Das bewährte Team des Arbeitskreises Naturschutz ist für weitere drei Jahre aktiv (v. l.): Bürgermeister Franz Hörmann, die beiden Vorsitzenden Helene Weber-Ippisch und Hans Fertl, Kassier Norbert Iglauer, Revisor Max Huber und Schriftführerin Christl Fertl (nicht auf Bild). F.: vev

Hans Fertl (73) hängt drei Jahre Vorstandschaft an

Drei Jahre will er es noch weitermachen, das Urgestein Hans Fertl. Alle im Walpertskirchener Arbeitskreises Naturschutz waren erleichtert.

Walpertskirchen – Mit bangen Gefühlen hatte man der Jahreshauptversammlung des Walpertskirchener Arbeitskreises Naturschutz im Gasthaus Lex entgegen gesehen.
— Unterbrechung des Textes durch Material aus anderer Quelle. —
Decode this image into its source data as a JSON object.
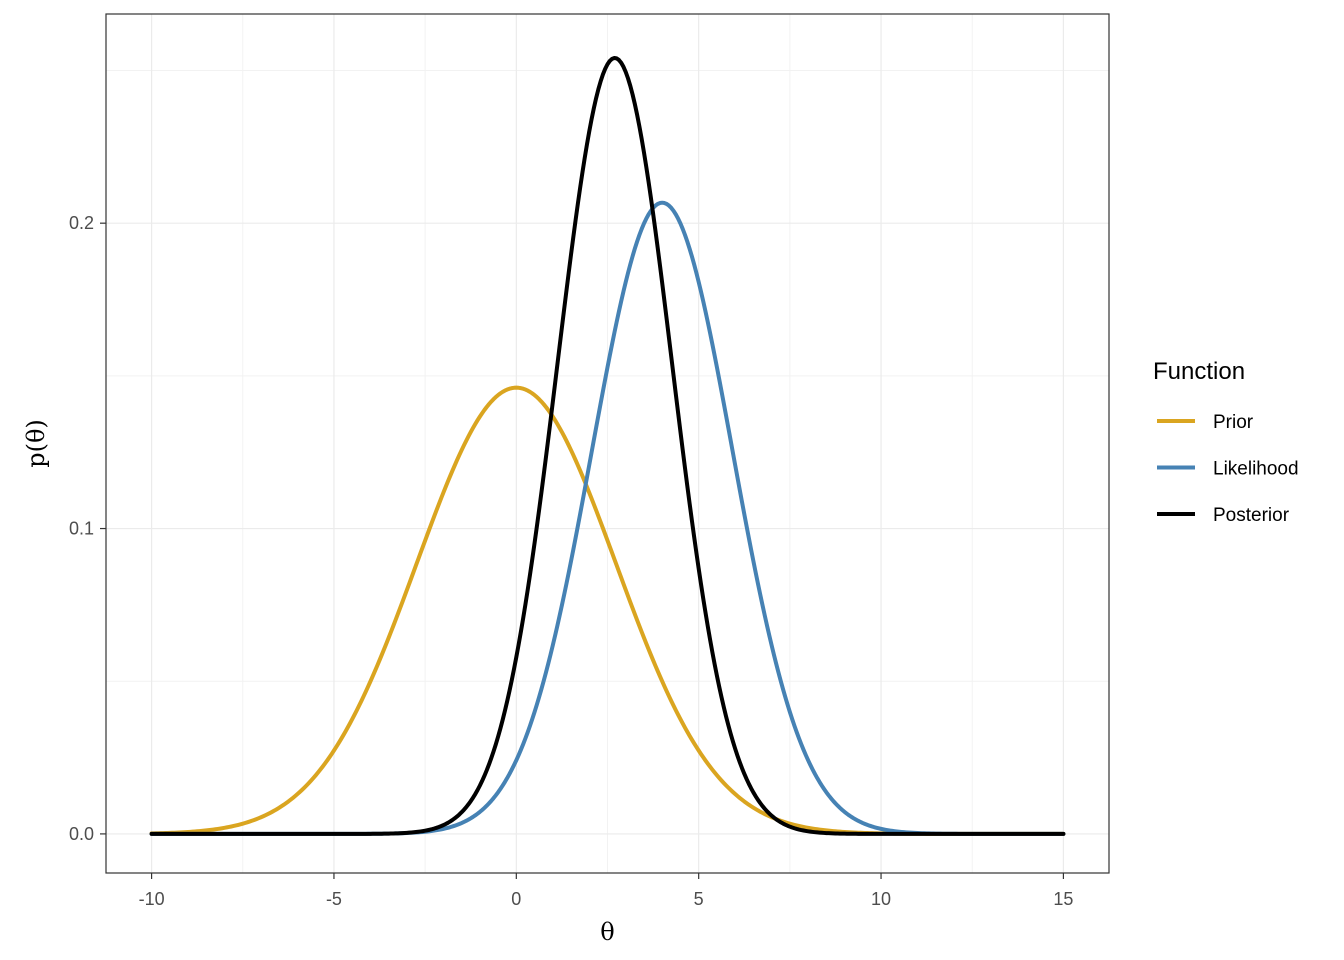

Schließlich standen Neuwahlen an. Würde er es noch einmal packen, der Fertl Hans, der seit 35 Jahren als Vorsitzender der energiegeladene Motor des Vereins ist und mit tatkräftiger Mithilfe der Aktiven viel für den Umweltschutz getan hat? Ja, er trat für weitere drei Jahre zur Wiederwahl an und mit ihm das bewährte Vorstandsteam. Denn eine Nachfolge war noch nicht in Sicht.

„Es muss ja irgendwie weitergehen. Ich hoffe, dass es in drei Jahren anders aussieht“, sagte der 73-Jährige. Solange es gesundheitlich gehe, werde er sich engagieren. „Es macht ja auch Spaß und ist eine sinnvolle Beschäftigung“, so der überaus rüstige Senior. Dennoch gab er der Versammlung auf den Weg mit, dass er sein Amt als Vorsitzender inzwischen „zeitlich begrenzt“ sehe.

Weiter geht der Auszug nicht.